Skip the Enhancing Filter
For some situations, didymium glass and other exotic element camera "enhancing" filters can be very useful in much the same way as polarized sunglasses just described, but I'd suggest resisting the temptation to shoot fall leaves with one. Such filters typically boost red colors more than other hues, and unless you have a lot of experience using these filters, it is all too easy to push things too far. Walk around looking for shots with one if you must, but don't put it in front of your lens. A polarizer helps capture color you would miss without one, but an enhancing filter merely exaggerates color you can capture without. You can get much more pleasing results if you do this sort of image optimization in the digital darkroom on your computer rather than trying to do so in the field.
Vibrance, Not Saturation
Now that you've hopefully captured what you were after in the field, it's time to make it look like you remember it when you were there. But the wide open spaces sometimes don't lend themselves to being confined to a photographic frame, and the mind sometimes exaggerates in how it remembers scenes that have an impact on us. A bit of optimization in Photoshop can help make what might be a strictly literal interpretation of a scene look like we think it should, based on what we remember. This sort of optimization isn't really lying to the viewer, if done properly it's merely an effort to convey the full emotional impact of what it was like to be surrounded by the glory that nature can create. We experience the world as a composite of all our senses, assembled into a whole by our brains. A photograph though has to rely on sight only to impart its message to a viewer, and just as someone who has lost other senses naturally has a heightened sense of those that remain, a tad of image optimization can serve to offset the loss of those other senses in the mind of the viewer.

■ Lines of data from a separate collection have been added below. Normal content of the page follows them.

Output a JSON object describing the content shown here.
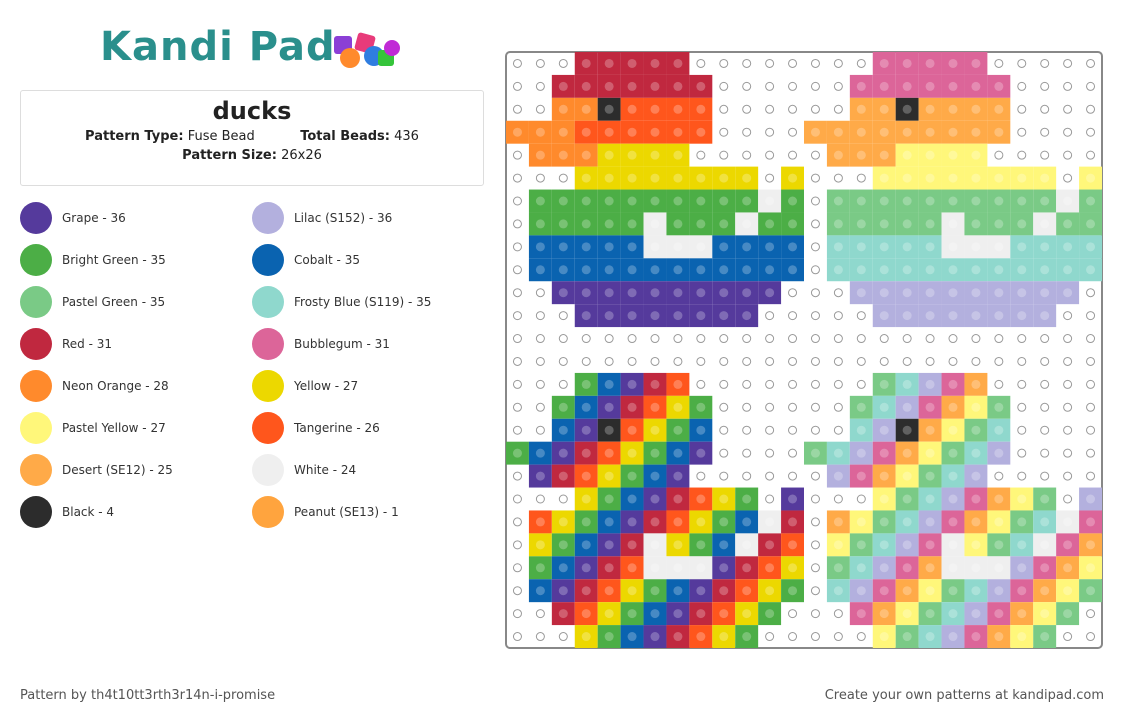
{
  "header": {
    "logo": "Kandi Pad"
  },
  "info": {
    "title": "ducks",
    "pattern_type_label": "Pattern Type:",
    "pattern_type": "Fuse Bead",
    "total_beads_label": "Total Beads:",
    "total_beads": 436,
    "pattern_size_label": "Pattern Size:",
    "pattern_size": "26x26"
  },
  "colors": [
    {
      "label": "Grape - 36",
      "color": "#553a9c"
    },
    {
      "label": "Lilac (S152) - 36",
      "color": "#b3b0de"
    },
    {
      "label": "Bright Green - 35",
      "color": "#4cae46"
    },
    {
      "label": "Cobalt - 35",
      "color": "#0a63b0"
    },
    {
      "label": "Pastel Green - 35",
      "color": "#7aca86"
    },
    {
      "label": "Frosty Blue (S119) - 35",
      "color": "#8fd8cd"
    },
    {
      "label": "Red - 31",
      "color": "#c0283f"
    },
    {
      "label": "Bubblegum - 31",
      "color": "#dc6599"
    },
    {
      "label": "Neon Orange - 28",
      "color": "#ff8a2c"
    },
    {
      "label": "Yellow - 27",
      "color": "#ecd800"
    },
    {
      "label": "Pastel Yellow - 27",
      "color": "#fff77a"
    },
    {
      "label": "Tangerine - 26",
      "color": "#ff561c"
    },
    {
      "label": "Desert (SE12) - 25",
      "color": "#ffaa48"
    },
    {
      "label": "White - 24",
      "color": "#efefef"
    },
    {
      "label": "Black - 4",
      "color": "#2c2c2c"
    },
    {
      "label": "Peanut (SE13) - 1",
      "color": "#ffa43e"
    }
  ],
  "footer": {
    "credit": "Pattern by th4t10tt3rth3r14n-i-promise",
    "cta": "Create your own patterns at kandipad.com"
  }
}
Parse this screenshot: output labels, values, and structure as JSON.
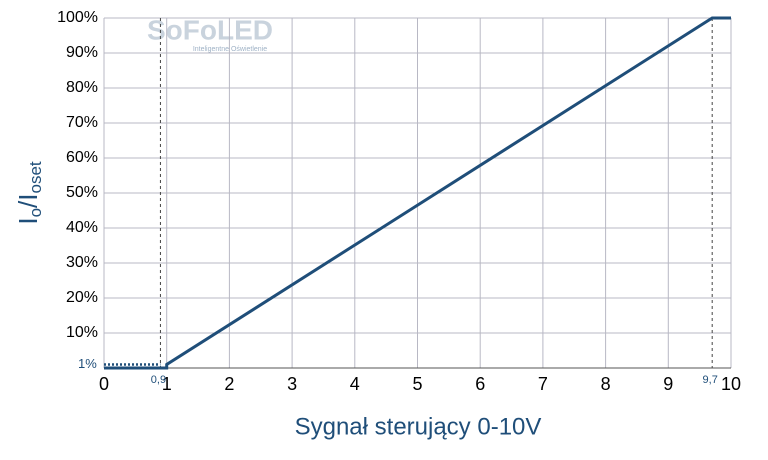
{
  "chart_data": {
    "type": "line",
    "watermark": {
      "title": "SoFoLED",
      "subtitle": "Inteligentne Oświetlenie"
    },
    "xlabel": "Sygnał sterujący 0-10V",
    "ylabel": [
      "I",
      "o",
      "/I",
      "oset"
    ],
    "xlim": [
      0,
      10
    ],
    "ylim": [
      0,
      100
    ],
    "xticks": [
      0,
      1,
      2,
      3,
      4,
      5,
      6,
      7,
      8,
      9,
      10
    ],
    "yticks": [
      {
        "value": 10,
        "label": "10%"
      },
      {
        "value": 20,
        "label": "20%"
      },
      {
        "value": 30,
        "label": "30%"
      },
      {
        "value": 40,
        "label": "40%"
      },
      {
        "value": 50,
        "label": "50%"
      },
      {
        "value": 60,
        "label": "60%"
      },
      {
        "value": 70,
        "label": "70%"
      },
      {
        "value": 80,
        "label": "80%"
      },
      {
        "value": 90,
        "label": "90%"
      },
      {
        "value": 100,
        "label": "100%"
      }
    ],
    "grid": true,
    "color": "#1f4e79",
    "x": [
      0,
      1,
      1,
      9.7,
      10
    ],
    "values": [
      0,
      0,
      1,
      100,
      100
    ],
    "level_marker": {
      "value": 1,
      "label": "1%"
    },
    "x_markers": [
      {
        "value": 0.9,
        "label": "0,9"
      },
      {
        "value": 9.7,
        "label": "9,7"
      }
    ]
  }
}
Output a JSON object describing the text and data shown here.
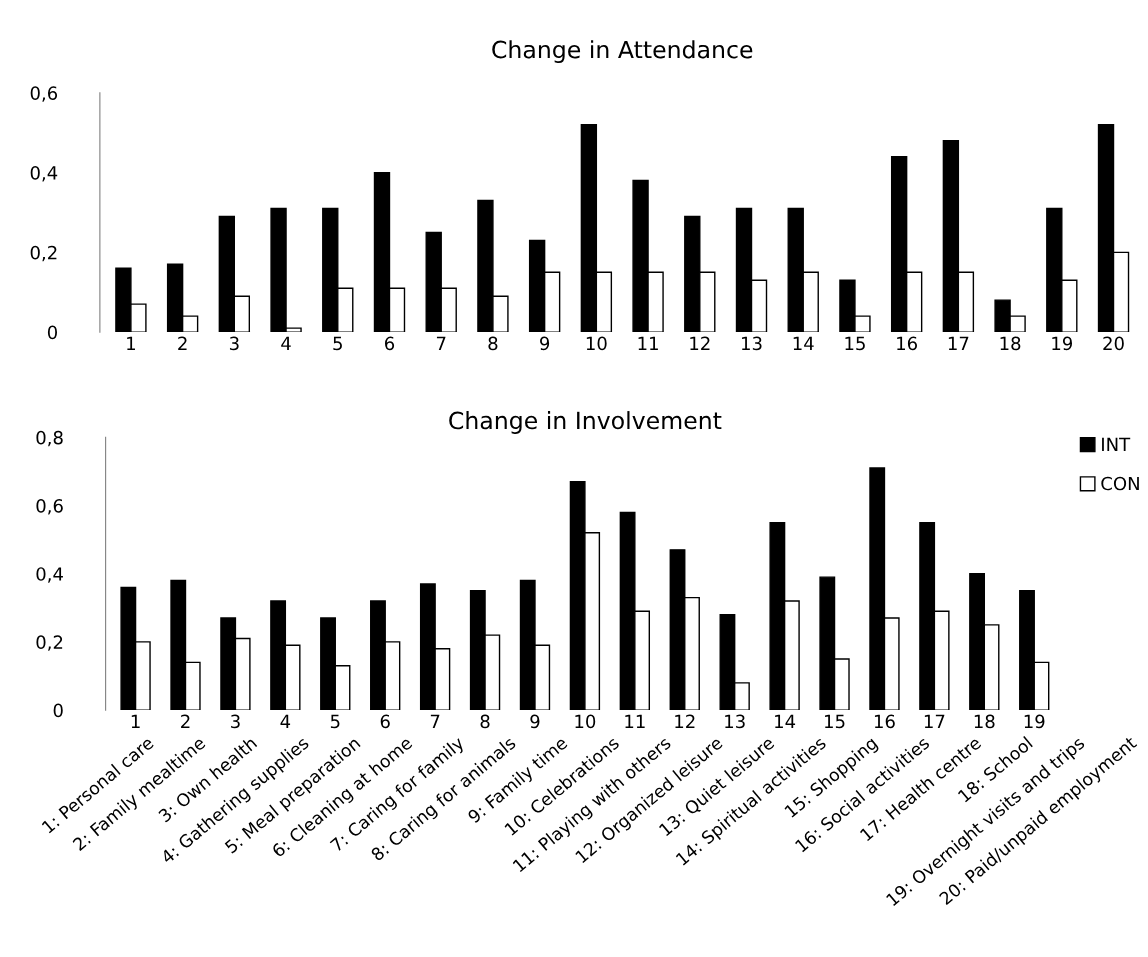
{
  "chart_data": [
    {
      "type": "bar",
      "title": "Change in Attendance",
      "categories": [
        "1",
        "2",
        "3",
        "4",
        "5",
        "6",
        "7",
        "8",
        "9",
        "10",
        "11",
        "12",
        "13",
        "14",
        "15",
        "16",
        "17",
        "18",
        "19",
        "20"
      ],
      "series": [
        {
          "color": "#000000",
          "values": [
            0.16,
            0.17,
            0.29,
            0.31,
            0.31,
            0.4,
            0.25,
            0.33,
            0.23,
            0.52,
            0.38,
            0.29,
            0.31,
            0.31,
            0.13,
            0.44,
            0.48,
            0.08,
            0.31,
            0.52
          ]
        },
        {
          "color": "#ffffff",
          "values": [
            0.07,
            0.04,
            0.09,
            0.01,
            0.11,
            0.11,
            0.11,
            0.09,
            0.15,
            0.15,
            0.15,
            0.15,
            0.13,
            0.15,
            0.04,
            0.15,
            0.15,
            0.04,
            0.13,
            0.2
          ]
        }
      ],
      "ylim": [
        0,
        0.6
      ],
      "yticks": [
        0,
        {
          "value": 0.2,
          "label": "0,2"
        },
        {
          "value": 0.4,
          "label": "0,4"
        },
        {
          "value": 0.6,
          "label": "0,6"
        }
      ],
      "grid": false,
      "legend": false
    },
    {
      "type": "bar",
      "title": "Change in Involvement",
      "categories": [
        "1",
        "2",
        "3",
        "4",
        "5",
        "6",
        "7",
        "8",
        "9",
        "10",
        "11",
        "12",
        "13",
        "14",
        "15",
        "16",
        "17",
        "18",
        "19"
      ],
      "series": [
        {
          "name": "INT",
          "color": "#000000",
          "values": [
            0.36,
            0.38,
            0.27,
            0.32,
            0.27,
            0.32,
            0.37,
            0.35,
            0.38,
            0.67,
            0.58,
            0.47,
            0.28,
            0.55,
            0.39,
            0.71,
            0.55,
            0.4,
            0.35
          ]
        },
        {
          "name": "CON",
          "color": "#ffffff",
          "values": [
            0.2,
            0.14,
            0.21,
            0.19,
            0.13,
            0.2,
            0.18,
            0.22,
            0.19,
            0.52,
            0.29,
            0.33,
            0.08,
            0.32,
            0.15,
            0.27,
            0.29,
            0.25,
            0.14
          ]
        }
      ],
      "ylim": [
        0,
        0.8
      ],
      "yticks": [
        0,
        {
          "value": 0.2,
          "label": "0,2"
        },
        {
          "value": 0.4,
          "label": "0,4"
        },
        {
          "value": 0.6,
          "label": "0,6"
        },
        {
          "value": 0.8,
          "label": "0,8"
        }
      ],
      "grid": false,
      "legend": "top right",
      "annotations": [
        "1: Personal care",
        "2: Family mealtime",
        "3: Own health",
        "4: Gathering supplies",
        "5: Meal preparation",
        "6: Cleaning at home",
        "7: Caring for family",
        "8: Caring for animals",
        "9: Family time",
        "10: Celebrations",
        "11: Playing with others",
        "12: Organized leisure",
        "13: Quiet leisure",
        "14: Spiritual activities",
        "15: Shopping",
        "16: Social activities",
        "17: Health centre",
        "18: School",
        "19: Overnight visits and trips",
        "20: Paid/unpaid employment"
      ]
    }
  ]
}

But how you do that can make the difference between whether the result seems natural and pleasing or surreal and exaggerated. Traditionally, Photoshop users would boost saturation much as film photographers used to by the use of Velvia and other super saturated films. But using Vibrance instead of Saturation allows you to avoid boosting colors that are already doing fine on their own. Vibrance proportionally affects colors to the degree that they need help. Less saturated colors get boosted more than ones already saturated. You can avoid going over the top when using a Vibrance adjustment much more easily than you can with the Saturation slider.
Levels and Other Basic Edits
Just as you should for other types of shots, don't forget to employ good techniques when working on images of fall color. Vibrance doesn't take the place of Levels, curves and other basic editing techniques.